Intrinsic Interleaving Distance for Merge Trees

TL;DR

This paper studies the interleaving distance for merge trees, establishing its intrinsic nature on labeled and unlabeled trees, and provides algorithms for metric centers, advancing statistical analysis of topological summaries.

Contribution

It proves the intrinsic property of the interleaving distance for merge trees and introduces algorithms for constructing metric 1-centers, enabling statistical methods on these structures.

Findings

Interleaving distance is intrinsic on labeled merge trees.

Algorithm for constructing metric 1-centers for collections of merge trees.

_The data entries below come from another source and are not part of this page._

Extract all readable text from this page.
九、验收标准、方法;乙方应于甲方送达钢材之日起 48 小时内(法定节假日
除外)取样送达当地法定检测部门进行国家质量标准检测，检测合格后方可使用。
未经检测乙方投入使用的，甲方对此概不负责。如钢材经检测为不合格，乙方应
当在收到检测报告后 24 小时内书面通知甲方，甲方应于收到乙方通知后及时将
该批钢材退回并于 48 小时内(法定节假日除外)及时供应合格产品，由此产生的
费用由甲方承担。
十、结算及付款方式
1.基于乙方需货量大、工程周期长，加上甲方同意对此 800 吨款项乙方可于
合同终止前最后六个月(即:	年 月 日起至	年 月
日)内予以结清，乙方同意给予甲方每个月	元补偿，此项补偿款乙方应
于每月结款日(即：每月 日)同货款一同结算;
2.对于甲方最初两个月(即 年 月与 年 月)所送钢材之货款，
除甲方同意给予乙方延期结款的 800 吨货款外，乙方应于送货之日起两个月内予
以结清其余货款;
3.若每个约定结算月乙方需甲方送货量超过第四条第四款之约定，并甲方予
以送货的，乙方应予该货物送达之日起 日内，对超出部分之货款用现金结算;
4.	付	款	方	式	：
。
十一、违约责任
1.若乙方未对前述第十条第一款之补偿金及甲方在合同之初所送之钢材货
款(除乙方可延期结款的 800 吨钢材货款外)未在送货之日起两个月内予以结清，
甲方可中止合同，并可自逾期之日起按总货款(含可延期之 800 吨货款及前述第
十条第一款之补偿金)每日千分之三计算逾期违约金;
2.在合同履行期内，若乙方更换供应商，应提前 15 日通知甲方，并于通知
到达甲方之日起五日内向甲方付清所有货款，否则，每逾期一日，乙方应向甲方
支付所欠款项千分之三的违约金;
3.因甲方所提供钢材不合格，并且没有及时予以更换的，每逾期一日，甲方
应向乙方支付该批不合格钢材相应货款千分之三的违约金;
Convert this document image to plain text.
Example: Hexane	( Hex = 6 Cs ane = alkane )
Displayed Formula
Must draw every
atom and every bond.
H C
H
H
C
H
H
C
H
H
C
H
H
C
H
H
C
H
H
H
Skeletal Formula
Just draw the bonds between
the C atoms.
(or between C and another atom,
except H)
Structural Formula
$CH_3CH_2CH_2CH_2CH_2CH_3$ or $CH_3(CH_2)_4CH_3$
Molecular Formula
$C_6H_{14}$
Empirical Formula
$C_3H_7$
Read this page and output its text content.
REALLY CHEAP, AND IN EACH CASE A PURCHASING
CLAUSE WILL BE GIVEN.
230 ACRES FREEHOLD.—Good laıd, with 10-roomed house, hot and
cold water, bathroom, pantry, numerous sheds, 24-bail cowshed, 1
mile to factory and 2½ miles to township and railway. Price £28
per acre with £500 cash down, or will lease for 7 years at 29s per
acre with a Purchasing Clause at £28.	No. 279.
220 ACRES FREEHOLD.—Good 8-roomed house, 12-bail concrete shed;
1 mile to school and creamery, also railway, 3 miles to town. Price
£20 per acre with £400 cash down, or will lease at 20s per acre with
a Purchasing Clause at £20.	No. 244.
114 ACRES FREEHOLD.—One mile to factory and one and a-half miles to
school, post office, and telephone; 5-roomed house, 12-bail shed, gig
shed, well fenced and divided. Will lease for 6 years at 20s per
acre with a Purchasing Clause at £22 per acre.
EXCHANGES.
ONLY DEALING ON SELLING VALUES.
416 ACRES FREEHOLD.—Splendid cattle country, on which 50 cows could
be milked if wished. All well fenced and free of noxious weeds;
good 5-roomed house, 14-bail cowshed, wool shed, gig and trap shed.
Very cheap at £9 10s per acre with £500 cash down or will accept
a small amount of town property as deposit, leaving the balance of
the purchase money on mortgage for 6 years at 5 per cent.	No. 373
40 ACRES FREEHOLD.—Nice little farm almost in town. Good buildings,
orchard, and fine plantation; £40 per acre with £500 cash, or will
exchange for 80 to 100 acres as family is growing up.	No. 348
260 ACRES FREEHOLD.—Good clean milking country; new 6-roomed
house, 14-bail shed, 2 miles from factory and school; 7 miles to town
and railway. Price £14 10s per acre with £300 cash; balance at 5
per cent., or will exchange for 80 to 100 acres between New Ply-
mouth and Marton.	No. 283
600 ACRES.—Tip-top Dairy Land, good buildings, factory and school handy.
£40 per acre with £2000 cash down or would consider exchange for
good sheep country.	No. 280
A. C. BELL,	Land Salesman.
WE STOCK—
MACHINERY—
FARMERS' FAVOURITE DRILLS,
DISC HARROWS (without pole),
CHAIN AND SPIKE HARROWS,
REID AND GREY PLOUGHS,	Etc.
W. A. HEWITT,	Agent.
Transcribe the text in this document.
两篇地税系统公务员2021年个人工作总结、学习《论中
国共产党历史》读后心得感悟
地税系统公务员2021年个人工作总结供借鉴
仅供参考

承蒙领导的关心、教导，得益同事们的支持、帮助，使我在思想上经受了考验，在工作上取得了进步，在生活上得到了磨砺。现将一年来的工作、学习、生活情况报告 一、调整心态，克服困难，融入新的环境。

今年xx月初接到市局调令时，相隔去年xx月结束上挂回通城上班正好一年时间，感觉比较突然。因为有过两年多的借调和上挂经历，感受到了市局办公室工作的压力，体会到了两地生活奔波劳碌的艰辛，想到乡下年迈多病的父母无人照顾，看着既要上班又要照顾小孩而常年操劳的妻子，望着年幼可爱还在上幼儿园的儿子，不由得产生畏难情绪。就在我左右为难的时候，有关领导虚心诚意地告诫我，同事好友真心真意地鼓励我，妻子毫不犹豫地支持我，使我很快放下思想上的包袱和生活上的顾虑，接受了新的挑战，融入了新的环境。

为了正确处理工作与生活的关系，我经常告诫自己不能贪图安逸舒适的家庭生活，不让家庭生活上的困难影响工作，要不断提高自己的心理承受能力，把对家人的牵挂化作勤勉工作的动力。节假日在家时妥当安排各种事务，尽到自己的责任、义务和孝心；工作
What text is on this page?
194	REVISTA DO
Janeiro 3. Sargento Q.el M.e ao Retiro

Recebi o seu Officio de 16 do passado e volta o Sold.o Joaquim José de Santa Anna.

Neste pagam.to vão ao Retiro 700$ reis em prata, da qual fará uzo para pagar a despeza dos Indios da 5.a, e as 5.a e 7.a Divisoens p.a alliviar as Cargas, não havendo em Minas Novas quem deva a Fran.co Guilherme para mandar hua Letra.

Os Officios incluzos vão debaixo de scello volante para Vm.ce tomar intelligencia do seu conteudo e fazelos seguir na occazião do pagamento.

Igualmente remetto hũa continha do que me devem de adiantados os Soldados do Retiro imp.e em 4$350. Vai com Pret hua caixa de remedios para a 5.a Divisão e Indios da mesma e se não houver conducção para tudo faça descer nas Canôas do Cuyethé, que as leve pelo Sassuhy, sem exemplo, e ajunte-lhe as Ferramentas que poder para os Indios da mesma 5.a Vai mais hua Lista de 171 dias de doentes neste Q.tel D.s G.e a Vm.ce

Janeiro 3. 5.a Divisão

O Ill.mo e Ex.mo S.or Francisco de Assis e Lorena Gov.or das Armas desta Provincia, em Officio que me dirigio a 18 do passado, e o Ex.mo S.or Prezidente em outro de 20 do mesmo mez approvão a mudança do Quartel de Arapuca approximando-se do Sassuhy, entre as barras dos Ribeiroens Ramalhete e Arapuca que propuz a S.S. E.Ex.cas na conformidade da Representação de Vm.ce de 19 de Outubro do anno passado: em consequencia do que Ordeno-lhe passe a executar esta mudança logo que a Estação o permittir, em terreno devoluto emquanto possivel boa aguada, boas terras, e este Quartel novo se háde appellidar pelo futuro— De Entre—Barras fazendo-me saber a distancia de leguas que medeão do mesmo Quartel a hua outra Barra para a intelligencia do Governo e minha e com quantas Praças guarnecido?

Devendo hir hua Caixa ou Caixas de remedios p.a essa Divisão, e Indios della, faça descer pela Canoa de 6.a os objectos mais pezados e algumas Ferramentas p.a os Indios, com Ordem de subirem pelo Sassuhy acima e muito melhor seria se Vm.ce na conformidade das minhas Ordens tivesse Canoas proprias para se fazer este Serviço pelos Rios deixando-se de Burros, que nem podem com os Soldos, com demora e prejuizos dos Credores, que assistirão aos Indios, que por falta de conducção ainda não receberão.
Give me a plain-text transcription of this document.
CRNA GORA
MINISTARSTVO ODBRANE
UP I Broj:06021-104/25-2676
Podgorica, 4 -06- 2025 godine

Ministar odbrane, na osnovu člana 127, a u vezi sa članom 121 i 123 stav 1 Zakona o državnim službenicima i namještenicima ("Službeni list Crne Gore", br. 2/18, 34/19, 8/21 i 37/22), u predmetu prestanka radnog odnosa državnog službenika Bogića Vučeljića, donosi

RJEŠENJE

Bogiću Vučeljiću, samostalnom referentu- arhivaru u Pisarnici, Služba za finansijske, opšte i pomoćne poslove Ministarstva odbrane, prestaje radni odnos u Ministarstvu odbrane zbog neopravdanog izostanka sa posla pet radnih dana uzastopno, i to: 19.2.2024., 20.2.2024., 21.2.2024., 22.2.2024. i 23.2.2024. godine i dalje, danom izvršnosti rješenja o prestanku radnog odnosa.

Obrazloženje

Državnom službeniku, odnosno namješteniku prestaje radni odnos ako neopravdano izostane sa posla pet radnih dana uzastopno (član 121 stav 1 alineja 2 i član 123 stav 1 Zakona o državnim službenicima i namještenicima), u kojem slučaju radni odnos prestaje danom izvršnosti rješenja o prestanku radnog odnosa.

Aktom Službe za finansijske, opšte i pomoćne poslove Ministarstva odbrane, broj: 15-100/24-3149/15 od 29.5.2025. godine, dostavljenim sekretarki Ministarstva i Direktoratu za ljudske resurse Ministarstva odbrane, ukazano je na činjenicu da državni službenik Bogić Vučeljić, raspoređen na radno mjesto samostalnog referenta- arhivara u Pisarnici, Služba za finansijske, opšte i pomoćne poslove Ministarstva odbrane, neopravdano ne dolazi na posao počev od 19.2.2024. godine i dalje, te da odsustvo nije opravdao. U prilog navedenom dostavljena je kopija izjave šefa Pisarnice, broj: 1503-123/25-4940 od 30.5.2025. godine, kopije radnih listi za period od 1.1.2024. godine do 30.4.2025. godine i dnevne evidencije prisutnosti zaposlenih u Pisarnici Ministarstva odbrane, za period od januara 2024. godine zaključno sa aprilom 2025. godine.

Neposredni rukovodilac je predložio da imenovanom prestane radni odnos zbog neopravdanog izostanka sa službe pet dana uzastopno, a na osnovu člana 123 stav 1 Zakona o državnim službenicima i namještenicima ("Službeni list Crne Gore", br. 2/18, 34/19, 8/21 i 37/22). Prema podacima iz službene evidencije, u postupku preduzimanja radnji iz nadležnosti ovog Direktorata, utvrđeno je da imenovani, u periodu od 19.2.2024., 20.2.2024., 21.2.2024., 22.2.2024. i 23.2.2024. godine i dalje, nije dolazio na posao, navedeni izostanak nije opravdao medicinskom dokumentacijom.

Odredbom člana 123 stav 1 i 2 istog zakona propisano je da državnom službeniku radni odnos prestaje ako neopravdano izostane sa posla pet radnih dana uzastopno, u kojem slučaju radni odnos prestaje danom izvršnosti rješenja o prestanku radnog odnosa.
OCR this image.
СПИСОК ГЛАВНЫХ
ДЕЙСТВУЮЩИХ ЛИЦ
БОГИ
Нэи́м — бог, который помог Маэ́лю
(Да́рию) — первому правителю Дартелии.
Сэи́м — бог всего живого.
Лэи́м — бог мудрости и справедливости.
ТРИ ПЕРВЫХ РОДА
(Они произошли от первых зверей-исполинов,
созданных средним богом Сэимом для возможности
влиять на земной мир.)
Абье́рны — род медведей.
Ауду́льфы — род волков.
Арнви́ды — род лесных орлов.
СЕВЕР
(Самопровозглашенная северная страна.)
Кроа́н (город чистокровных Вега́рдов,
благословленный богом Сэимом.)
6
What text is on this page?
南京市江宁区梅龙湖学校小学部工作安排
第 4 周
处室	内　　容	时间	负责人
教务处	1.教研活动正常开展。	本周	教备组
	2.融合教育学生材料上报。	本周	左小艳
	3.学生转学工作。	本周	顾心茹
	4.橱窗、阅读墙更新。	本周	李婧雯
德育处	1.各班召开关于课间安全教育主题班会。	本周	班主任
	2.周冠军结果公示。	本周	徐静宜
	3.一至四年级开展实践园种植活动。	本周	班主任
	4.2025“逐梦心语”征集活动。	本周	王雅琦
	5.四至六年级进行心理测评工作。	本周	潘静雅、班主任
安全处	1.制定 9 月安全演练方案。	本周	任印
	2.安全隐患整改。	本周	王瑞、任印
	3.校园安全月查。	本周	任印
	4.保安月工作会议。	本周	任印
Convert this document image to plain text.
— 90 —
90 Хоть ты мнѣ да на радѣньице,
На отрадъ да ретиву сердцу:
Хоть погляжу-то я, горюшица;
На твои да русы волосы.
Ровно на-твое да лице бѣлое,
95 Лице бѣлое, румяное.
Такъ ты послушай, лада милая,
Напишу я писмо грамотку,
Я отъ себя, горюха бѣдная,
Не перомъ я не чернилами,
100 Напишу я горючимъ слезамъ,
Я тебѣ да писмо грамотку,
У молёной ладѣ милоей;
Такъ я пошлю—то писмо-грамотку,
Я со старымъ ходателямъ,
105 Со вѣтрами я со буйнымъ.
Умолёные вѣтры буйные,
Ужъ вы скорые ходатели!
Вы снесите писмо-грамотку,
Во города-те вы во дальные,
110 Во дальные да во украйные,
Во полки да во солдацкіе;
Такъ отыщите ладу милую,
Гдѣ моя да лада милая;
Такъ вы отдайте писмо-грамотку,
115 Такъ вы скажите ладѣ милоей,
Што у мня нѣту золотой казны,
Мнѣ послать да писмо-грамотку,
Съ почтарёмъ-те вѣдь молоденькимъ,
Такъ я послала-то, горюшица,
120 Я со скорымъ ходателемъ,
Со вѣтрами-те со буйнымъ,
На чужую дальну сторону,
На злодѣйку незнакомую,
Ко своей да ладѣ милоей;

Intrinsic property also holds for unlabeled merge trees.

Abstract

Merge trees are a type of graph-based topological summary that tracks the evolution of connected components in the sublevel sets of scalar functions. They enjoy widespread applications in data analysis and scientific visualization. In this paper, we consider the problem of comparing two merge trees via the notion of interleaving distance in the metric space setting. We investigate various theoretical properties of such a metric. In particular, we show that the interleaving distance is intrinsic on the space of labeled merge trees and provide an algorithm to construct metric 1-centers for collections of labeled merge trees. We further prove that the intrinsic property of the interleaving distance also holds for the space of unlabeled merge trees. Our results are a first step toward performing statistics on graph-based topological summaries.